There were probably two masons and they started at opposite ends and met where the gap was not sufficient. I would not worry too much about that. Since it is below grade, if they killed the soil (termite treatment), you will probably never have a problem. If you are concerned, dig out that area and use a good caulk to seal that joint.

I am glad to hear that they flashed and provided weep holes above each window. That should prevent any water problems. 

I used to build in Florida, and used weep hole covers there, even though it was not required by code. I am now in a burb of Chicago, and the Village in which I live has some very stringent requirements, including the weep hole covers, all copper for plumbing above ground and cast for waste (NO PVC). All electric must be in conduit; no rope allowed (romex). I can't install an island sink because they do not allow bow vents. It is kind of crazy. I used to be a BOCA administrator and quit over that same issue. Things that have worked for 50 years are all of a sudden rejected. 

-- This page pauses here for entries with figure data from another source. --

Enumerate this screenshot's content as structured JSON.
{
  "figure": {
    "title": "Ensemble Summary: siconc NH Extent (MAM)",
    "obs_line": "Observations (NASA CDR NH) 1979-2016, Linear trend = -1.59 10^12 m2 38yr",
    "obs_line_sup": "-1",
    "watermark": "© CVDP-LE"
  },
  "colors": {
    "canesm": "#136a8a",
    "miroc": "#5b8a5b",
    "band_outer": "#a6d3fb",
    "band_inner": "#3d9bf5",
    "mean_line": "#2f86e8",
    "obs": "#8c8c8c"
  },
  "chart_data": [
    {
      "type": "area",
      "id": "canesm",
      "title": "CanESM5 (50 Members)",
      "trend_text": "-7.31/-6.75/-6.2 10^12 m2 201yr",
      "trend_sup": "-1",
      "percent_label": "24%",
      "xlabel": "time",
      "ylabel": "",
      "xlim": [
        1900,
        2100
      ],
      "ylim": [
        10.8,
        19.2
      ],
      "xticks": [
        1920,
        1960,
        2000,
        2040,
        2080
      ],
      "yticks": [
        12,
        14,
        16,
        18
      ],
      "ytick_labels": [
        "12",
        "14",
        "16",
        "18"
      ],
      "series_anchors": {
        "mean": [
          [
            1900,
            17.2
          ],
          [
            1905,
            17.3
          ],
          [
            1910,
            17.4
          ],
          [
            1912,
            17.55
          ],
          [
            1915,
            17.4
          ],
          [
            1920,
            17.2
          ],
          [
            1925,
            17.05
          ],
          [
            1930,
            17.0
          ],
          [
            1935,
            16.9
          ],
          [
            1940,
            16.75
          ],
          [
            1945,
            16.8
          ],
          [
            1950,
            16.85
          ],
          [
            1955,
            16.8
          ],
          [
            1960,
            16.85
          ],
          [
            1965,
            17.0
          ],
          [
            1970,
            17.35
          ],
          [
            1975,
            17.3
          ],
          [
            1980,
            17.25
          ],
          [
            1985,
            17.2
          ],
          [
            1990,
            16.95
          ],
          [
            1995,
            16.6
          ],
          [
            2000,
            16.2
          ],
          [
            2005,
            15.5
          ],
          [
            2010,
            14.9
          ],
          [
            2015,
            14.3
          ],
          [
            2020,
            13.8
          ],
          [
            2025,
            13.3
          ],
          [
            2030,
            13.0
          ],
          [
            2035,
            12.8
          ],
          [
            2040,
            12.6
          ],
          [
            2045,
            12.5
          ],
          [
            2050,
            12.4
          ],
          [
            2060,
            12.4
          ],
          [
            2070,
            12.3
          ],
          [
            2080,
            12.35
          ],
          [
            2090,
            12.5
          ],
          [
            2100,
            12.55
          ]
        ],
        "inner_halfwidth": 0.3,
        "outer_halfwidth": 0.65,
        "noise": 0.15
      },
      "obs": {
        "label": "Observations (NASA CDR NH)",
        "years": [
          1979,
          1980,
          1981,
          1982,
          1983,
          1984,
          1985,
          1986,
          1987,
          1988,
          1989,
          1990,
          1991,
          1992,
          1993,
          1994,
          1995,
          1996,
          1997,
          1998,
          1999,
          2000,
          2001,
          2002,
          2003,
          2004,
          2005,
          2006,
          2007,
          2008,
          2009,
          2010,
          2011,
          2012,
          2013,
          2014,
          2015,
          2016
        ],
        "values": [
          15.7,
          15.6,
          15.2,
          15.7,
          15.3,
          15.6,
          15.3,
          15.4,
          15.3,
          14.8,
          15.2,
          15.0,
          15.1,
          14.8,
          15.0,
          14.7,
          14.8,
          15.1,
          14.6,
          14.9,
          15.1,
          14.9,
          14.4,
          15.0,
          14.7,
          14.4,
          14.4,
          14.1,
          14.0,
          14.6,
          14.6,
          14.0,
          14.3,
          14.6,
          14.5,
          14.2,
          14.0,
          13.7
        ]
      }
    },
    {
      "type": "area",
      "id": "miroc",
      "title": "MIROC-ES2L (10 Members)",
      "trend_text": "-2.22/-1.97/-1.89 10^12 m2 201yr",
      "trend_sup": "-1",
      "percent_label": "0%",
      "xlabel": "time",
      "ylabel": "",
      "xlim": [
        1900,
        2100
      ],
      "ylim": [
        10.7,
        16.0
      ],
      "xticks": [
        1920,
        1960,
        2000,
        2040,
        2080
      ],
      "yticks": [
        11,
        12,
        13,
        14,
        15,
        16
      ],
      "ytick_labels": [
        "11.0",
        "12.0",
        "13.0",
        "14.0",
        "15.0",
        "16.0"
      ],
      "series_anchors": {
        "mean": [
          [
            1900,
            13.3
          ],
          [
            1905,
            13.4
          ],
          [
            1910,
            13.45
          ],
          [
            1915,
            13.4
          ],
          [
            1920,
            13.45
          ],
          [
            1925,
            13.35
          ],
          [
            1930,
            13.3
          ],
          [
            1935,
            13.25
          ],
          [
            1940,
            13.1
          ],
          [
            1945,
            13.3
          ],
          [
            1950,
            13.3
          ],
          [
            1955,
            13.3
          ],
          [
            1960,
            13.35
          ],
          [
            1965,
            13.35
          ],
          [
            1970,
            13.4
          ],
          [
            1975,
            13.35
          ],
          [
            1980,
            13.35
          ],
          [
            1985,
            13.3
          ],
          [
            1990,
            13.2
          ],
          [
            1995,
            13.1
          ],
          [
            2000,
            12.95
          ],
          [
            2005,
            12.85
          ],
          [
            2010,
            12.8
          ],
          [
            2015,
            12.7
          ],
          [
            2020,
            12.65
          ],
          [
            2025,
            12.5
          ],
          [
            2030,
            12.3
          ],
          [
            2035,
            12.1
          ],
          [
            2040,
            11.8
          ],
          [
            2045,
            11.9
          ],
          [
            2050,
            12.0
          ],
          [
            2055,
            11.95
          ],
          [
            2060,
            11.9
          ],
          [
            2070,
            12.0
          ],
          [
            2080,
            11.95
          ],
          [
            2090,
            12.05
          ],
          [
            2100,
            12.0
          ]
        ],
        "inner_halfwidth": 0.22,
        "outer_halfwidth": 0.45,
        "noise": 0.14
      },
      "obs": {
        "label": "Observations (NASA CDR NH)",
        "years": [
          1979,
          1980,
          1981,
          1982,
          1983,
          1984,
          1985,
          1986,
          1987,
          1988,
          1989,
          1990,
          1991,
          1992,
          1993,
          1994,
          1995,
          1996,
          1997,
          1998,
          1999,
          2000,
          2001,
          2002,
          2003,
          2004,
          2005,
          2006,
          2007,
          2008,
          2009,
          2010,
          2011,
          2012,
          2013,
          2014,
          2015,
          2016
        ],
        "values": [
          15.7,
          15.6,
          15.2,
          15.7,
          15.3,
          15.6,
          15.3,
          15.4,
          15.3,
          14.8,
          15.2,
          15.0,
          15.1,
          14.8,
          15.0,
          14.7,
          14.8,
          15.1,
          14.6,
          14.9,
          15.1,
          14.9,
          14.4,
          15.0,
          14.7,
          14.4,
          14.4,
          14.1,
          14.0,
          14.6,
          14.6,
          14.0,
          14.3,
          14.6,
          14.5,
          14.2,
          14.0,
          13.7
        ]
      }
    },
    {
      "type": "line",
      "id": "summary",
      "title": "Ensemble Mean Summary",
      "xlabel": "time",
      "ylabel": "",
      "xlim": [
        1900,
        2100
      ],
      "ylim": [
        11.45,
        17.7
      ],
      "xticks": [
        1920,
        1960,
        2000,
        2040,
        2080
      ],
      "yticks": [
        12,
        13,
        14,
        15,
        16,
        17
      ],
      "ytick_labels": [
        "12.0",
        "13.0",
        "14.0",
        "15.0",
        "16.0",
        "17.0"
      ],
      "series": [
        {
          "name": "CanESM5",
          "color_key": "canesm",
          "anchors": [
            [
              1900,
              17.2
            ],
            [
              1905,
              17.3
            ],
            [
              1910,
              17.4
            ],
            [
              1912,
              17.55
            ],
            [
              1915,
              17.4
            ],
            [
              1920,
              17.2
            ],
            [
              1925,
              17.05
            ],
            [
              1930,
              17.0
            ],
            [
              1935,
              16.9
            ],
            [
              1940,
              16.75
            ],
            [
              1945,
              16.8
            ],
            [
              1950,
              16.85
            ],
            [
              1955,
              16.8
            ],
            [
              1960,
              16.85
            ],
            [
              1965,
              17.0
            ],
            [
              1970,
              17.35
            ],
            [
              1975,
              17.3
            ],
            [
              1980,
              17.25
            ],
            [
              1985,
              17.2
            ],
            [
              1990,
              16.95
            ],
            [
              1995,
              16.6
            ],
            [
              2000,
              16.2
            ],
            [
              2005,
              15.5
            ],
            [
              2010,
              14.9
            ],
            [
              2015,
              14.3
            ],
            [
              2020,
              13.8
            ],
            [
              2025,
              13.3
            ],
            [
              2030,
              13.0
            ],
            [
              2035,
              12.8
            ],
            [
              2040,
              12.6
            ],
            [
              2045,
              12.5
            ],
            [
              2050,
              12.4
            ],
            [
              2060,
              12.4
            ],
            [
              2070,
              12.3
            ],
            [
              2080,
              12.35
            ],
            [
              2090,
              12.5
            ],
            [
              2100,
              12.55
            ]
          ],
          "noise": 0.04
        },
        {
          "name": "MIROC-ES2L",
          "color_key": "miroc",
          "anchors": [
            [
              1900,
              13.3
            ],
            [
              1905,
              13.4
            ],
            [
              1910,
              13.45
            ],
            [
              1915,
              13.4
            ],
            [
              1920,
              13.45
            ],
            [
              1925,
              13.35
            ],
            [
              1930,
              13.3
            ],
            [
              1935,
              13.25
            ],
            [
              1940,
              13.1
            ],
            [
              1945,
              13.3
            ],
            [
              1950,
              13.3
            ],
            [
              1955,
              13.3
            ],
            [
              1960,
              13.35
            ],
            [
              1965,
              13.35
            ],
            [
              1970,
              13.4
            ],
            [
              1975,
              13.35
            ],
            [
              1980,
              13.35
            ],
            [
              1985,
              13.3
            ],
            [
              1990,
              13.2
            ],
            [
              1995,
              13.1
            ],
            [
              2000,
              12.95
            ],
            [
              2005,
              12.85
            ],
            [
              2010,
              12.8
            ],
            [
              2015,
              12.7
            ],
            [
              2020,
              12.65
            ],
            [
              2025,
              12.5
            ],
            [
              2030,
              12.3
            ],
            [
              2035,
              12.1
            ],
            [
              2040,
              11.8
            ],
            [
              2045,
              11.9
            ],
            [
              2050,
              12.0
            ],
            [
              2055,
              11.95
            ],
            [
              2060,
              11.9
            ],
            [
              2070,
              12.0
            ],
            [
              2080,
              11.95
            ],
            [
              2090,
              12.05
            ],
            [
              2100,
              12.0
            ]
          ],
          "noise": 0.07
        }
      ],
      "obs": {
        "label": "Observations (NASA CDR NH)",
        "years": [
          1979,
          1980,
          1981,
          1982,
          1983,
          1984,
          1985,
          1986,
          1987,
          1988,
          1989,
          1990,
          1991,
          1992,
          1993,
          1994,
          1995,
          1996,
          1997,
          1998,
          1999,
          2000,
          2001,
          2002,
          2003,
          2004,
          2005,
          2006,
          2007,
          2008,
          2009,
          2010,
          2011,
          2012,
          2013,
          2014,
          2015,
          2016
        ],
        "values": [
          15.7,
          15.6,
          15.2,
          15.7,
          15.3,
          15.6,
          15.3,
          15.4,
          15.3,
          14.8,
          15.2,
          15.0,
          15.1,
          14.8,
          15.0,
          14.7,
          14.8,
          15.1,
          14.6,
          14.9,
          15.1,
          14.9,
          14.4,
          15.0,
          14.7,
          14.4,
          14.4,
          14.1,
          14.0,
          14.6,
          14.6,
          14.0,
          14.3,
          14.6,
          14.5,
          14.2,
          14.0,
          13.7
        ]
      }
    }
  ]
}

I don't think you have anything to worry about with your home. That system has worked for years. If you would like to retrofit your home with weep hole covers, they are readily available on the Internet.


----------



## segal (Mar 2, 2012)

Once again, thank you for the valuable insight. It certainly does sound like you've been in the business a long time, and you have taught me a few things here. Thank you for settling my concerns, and you're right- if I can't stop obsessing about it, I could always just dig around it and caulk, but I'll probably just leave it alone in time and forget it was ever there :thumbsup:

-Segal



psydoc said:


> Hi Segal,
> 
> There were probably two masons and they started at opposite ends and met where the gap was not sufficient. I would not worry too much about that. Since it is below grade, if they killed the soil (termite treatment), you will probably never have a problem. If you are concerned, dig out that area and use a good caulk to seal that joint.
> 
> ...


----------



## psydoc (Mar 22, 2012)

Unfortunately, segal, I am older than dirt. I tell people I baby sat God when he created this place. :laughing:

I do hope I helped.!


----------